Dans les commentaires médiatiques qui ont suivi l'allocution de Trump en prime time, la discussion a été dominée par la question de savoir s'il avait «présenté ses arguments» et non par le fait que le président des États-Unis avait fait la déclaration d'intention criminelle de commettre un meurtre de masse.

Aucun dirigeant démocrate n'a réagi aux déclarations de Trump d’un renvoi «à l’âge de pierre». Cinq semaines après le début des bombardements, aucune commission, ni dans l'une ni dans l'autre chambre, n'a tenu d'audition publique.

Les menaces génocidaires de Trump ne sont pas les divagations d'un seul homme. Il parle au nom d'une oligarchie capitaliste, d'une classe dirigeante incapable de défendre ses intérêts par les voies démocratiques et légales et qui répond à l'aggravation des crises par la violence à l'extérieur et la dictature à l'intérieur.

Le jour même de son discours sur l'Iran, Trump a annoncé aux participants d'un déjeuner de Pâques à la Maison-Blanche avoir ordonné au Bureau de la gestion et du budget de supprimer tous les financements destinés aux garderies. «Nous sommes en guerre.
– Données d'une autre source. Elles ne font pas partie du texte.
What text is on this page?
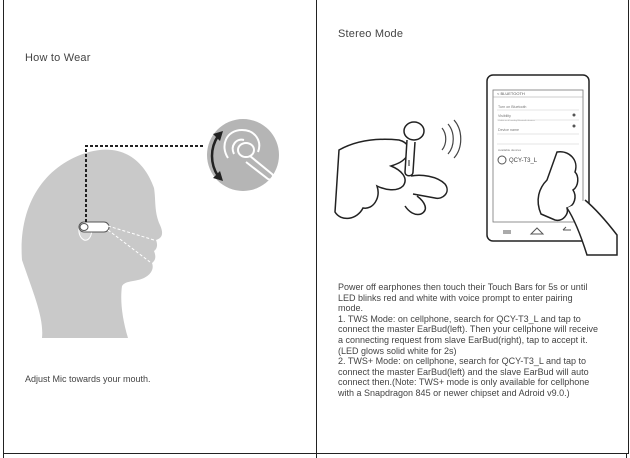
How to Wear
Adjust Mic towards your mouth.
Stereo Mode
< BLUETOOTH
Turn on Bluetooth
Visibility
Visible to all nearby Bluetooth devices
Device name
Available devices
QCY-T3_L

Power off earphones then touch their Touch Bars for 5s or until LED blinks red and white with voice prompt to enter pairing mode.

1. TWS Mode: on cellphone, search for QCY-T3_L and tap to connect the master EarBud(left). Then your cellphone will receive a connecting request from slave EarBud(right), tap to accept it.(LED glows solid white for 2s)

2. TWS+ Mode: on cellphone, search for QCY-T3_L and tap to connect the master EarBud(left) and the slave EarBud will auto connect then.(Note: TWS+ mode is only available for cellphone with a Snapdragon 845 or newer chipset and Adroid v9.0.)
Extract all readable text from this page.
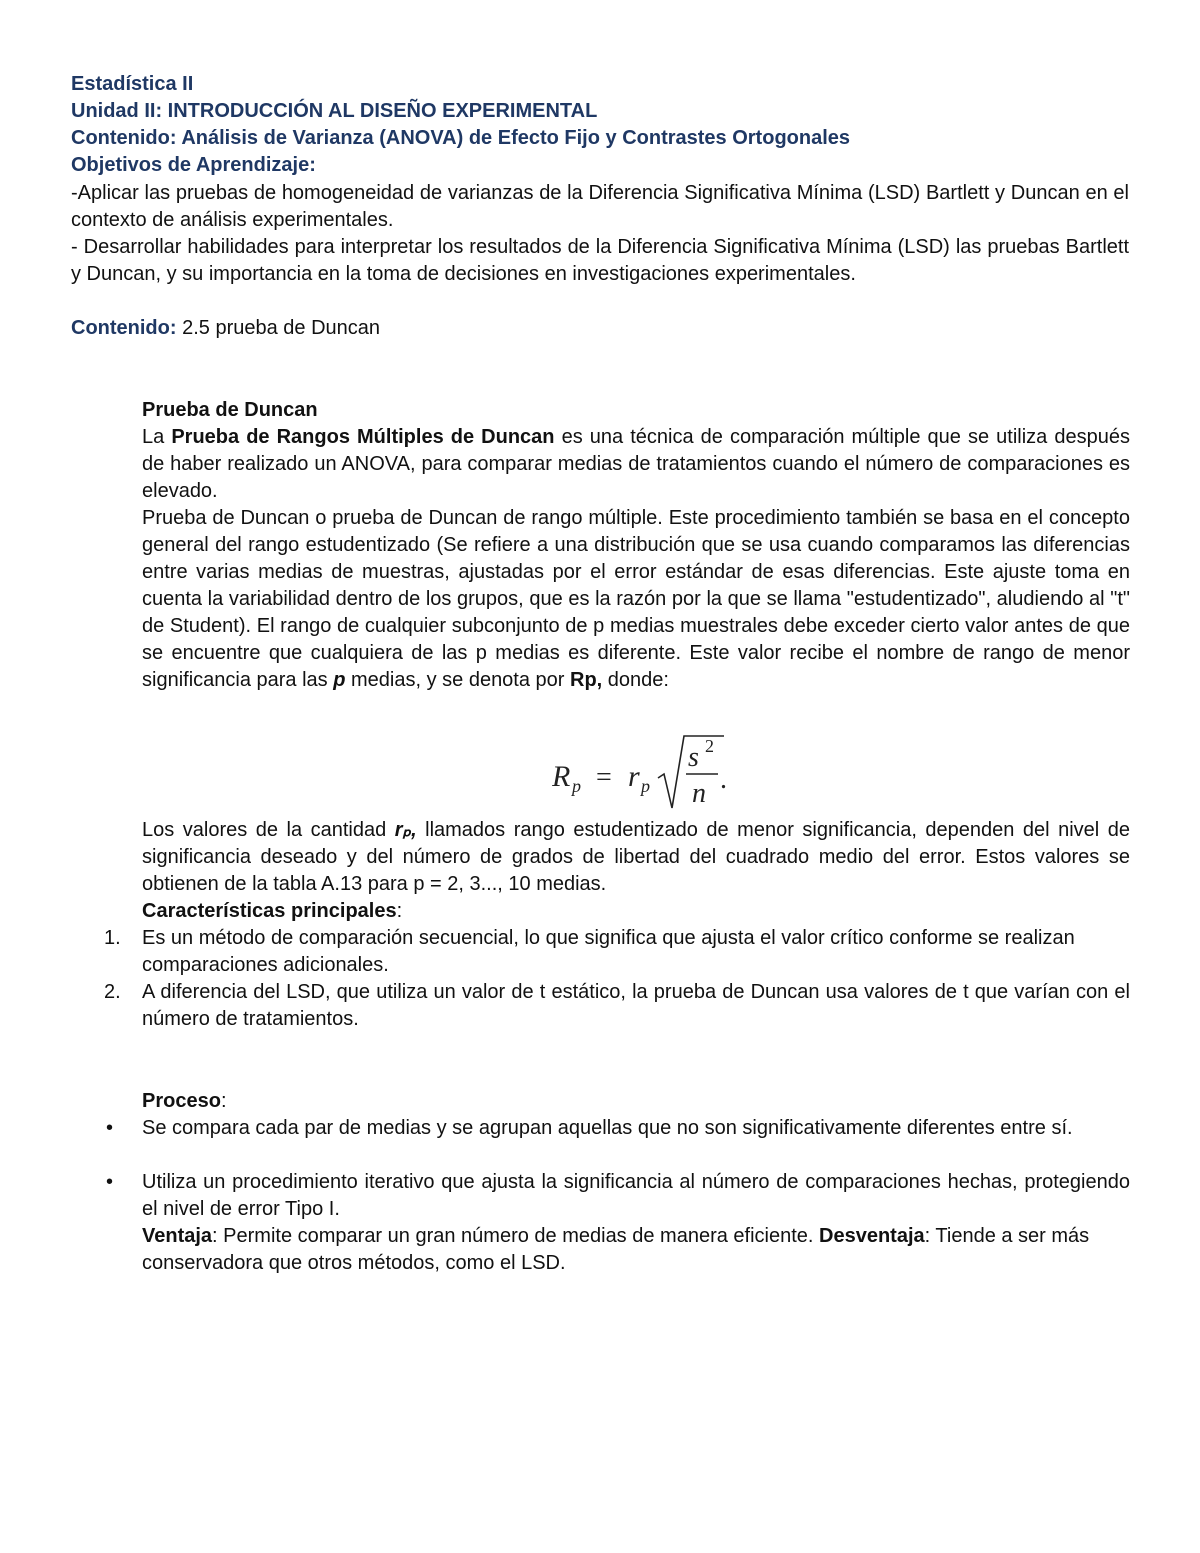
Estadística II
Unidad II: INTRODUCCIÓN AL DISEÑO EXPERIMENTAL
Contenido: Análisis de Varianza (ANOVA) de Efecto Fijo y Contrastes Ortogonales
Objetivos de Aprendizaje:
-Aplicar las pruebas de homogeneidad de varianzas de la Diferencia Significativa Mínima (LSD) Bartlett y Duncan en el contexto de análisis experimentales.
- Desarrollar habilidades para interpretar los resultados de la Diferencia Significativa Mínima (LSD) las pruebas Bartlett y Duncan, y su importancia en la toma de decisiones en investigaciones experimentales.
Contenido: 2.5 prueba de Duncan
Prueba de Duncan
La Prueba de Rangos Múltiples de Duncan es una técnica de comparación múltiple que se utiliza después de haber realizado un ANOVA, para comparar medias de tratamientos cuando el número de comparaciones es elevado.
Prueba de Duncan o prueba de Duncan de rango múltiple. Este procedimiento también se basa en el concepto general del rango estudentizado (Se refiere a una distribución que se usa cuando comparamos las diferencias entre varias medias de muestras, ajustadas por el error estándar de esas diferencias. Este ajuste toma en cuenta la variabilidad dentro de los grupos, que es la razón por la que se llama "estudentizado", aludiendo al "t" de Student). El rango de cualquier subconjunto de p medias muestrales debe exceder cierto valor antes de que se encuentre que cualquiera de las p medias es diferente. Este valor recibe el nombre de rango de menor significancia para las p medias, y se denota por Rp, donde:
R p = r p
s 2
n .
Los valores de la cantidad rₚ, llamados rango estudentizado de menor significancia, dependen del nivel de significancia deseado y del número de grados de libertad del cuadrado medio del error. Estos valores se obtienen de la tabla A.13 para p = 2, 3..., 10 medias.
Características principales:
1.	Es un método de comparación secuencial, lo que significa que ajusta el valor crítico conforme se realizan comparaciones adicionales.
2.	A diferencia del LSD, que utiliza un valor de t estático, la prueba de Duncan usa valores de t que varían con el número de tratamientos.
Proceso:
•	Se compara cada par de medias y se agrupan aquellas que no son significativamente diferentes entre sí.
•	Utiliza un procedimiento iterativo que ajusta la significancia al número de comparaciones hechas, protegiendo el nivel de error Tipo I.
Ventaja: Permite comparar un gran número de medias de manera eficiente. Desventaja: Tiende a ser más conservadora que otros métodos, como el LSD.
Nous ne pouvons pas nous occuper des garderies», a-t-il déclaré, ajoutant: «Il nous est impossible de financer à la fois les garderies, Medicaid, Medicare et toutes ces choses individuelles.» Et de conclure: «Nous devons nous occuper d'une seule chose: la protection militaire.»

La guerre menée contre le peuple iranien et celle menée contre la classe ouvrière dans le pays sont les deux faces d'une même politique. Un gouvernement qui prépare le meurtre de masse à l'étranger prépare aussi la contre-révolution sociale à l'intérieur du pays: la destruction de ce qui reste de droits démocratiques et de réformes sociales, l'intensification de l'austérité et une campagne pour instaurer une dictature fasciste. La crise à laquelle est confrontée l'humanité maintenant mène soit au socialisme, soit à la barbarie.